Patricia nodded, and suddenly she was much, much closer. She took my hand and kissed it, then she asked me for another chance. I looked into her truly beautiful blue eyes. I swear I wanted to say no. I wanted to say hell no. She hurt me. She humiliated me. She mocked my faith, my way of my life, my very being. She hurt me at a very vulnerable moment. Yet I didn’t say anything of the kind. I took her beautiful face in my hands and kissed her. Hey, I’m a man…and all men are weak.
And that’s how it began again. Patricia Jenkins and I gave it another shot. What a pair we make. I am the openly bisexual son of an Arab-American businessman and a Jamaican-American schoolteacher. I am uncircumcised, and a proud Muslim. And I’m in love with a gorgeous Irish-American woman who’s a staunch catholic, an aspiring executive, and a member of the U.S. Army National Guard. My beloved lady cherishes me and has no desire to convert to Islam. Ever. And I don’t want her to. My parents, a Catholic and a Muslim, made it work. Somehow, Patricia Jenkins and I are going to make it work too.
You want to know the funny thing? At the end of the day, we’re a couple just like every other couple. We have our good days and bad days, our ups and downs. Sorry if you are shocked by this. I recently introduced Patricia Jenkins to my parents. The surprising thing is that she gets along better with my father than my mother. I’m shocked that my empowered woman of a mom doesn’t like my new girlfriend, considering how much they have in common. My father took me aside as I watched mom and Patricia exchange cold smiles and polite conversation in our living room. Pops reminded me that women are, well, women, with all that implies. They dislike one another for reasons that are unfathomable for us men. And that doesn’t change regardless of race, religion or any other factor you can think of.
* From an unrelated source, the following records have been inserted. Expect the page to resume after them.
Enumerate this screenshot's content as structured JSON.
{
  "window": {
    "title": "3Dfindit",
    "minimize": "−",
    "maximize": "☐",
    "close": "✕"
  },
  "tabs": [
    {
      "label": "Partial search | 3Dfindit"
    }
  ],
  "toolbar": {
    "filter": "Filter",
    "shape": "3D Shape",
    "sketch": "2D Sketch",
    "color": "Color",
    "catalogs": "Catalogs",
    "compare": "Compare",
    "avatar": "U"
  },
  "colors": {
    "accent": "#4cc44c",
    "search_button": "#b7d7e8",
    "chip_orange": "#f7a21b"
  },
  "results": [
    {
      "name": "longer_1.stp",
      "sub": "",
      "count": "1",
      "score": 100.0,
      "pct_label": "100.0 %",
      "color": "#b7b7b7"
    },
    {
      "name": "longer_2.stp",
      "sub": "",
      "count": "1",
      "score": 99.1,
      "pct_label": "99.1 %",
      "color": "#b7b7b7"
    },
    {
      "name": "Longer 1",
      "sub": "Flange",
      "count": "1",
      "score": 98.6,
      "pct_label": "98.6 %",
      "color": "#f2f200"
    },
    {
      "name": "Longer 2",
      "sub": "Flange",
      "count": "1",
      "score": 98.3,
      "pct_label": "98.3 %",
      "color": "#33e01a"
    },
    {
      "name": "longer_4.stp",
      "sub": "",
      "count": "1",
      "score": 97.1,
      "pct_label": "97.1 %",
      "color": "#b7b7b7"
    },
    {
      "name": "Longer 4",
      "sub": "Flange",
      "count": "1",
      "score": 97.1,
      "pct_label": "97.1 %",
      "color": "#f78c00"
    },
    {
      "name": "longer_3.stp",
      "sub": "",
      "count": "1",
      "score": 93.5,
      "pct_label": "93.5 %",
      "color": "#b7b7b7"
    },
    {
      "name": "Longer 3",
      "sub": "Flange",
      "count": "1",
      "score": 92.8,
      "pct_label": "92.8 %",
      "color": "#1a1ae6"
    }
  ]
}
I sighed, and sipped coffee with my father. Yep. Some things never change. Pops winked at me. Men the world over can achieve peace someday, if we get over our differences. Hopefully before we blow the planet up, of course. Will the ladies do the same thing if and when they get all the power? Hmm. Hey, the movie Mean Girls is coming on The CW. Watch it and tell me what you think of ladies chances at world peace.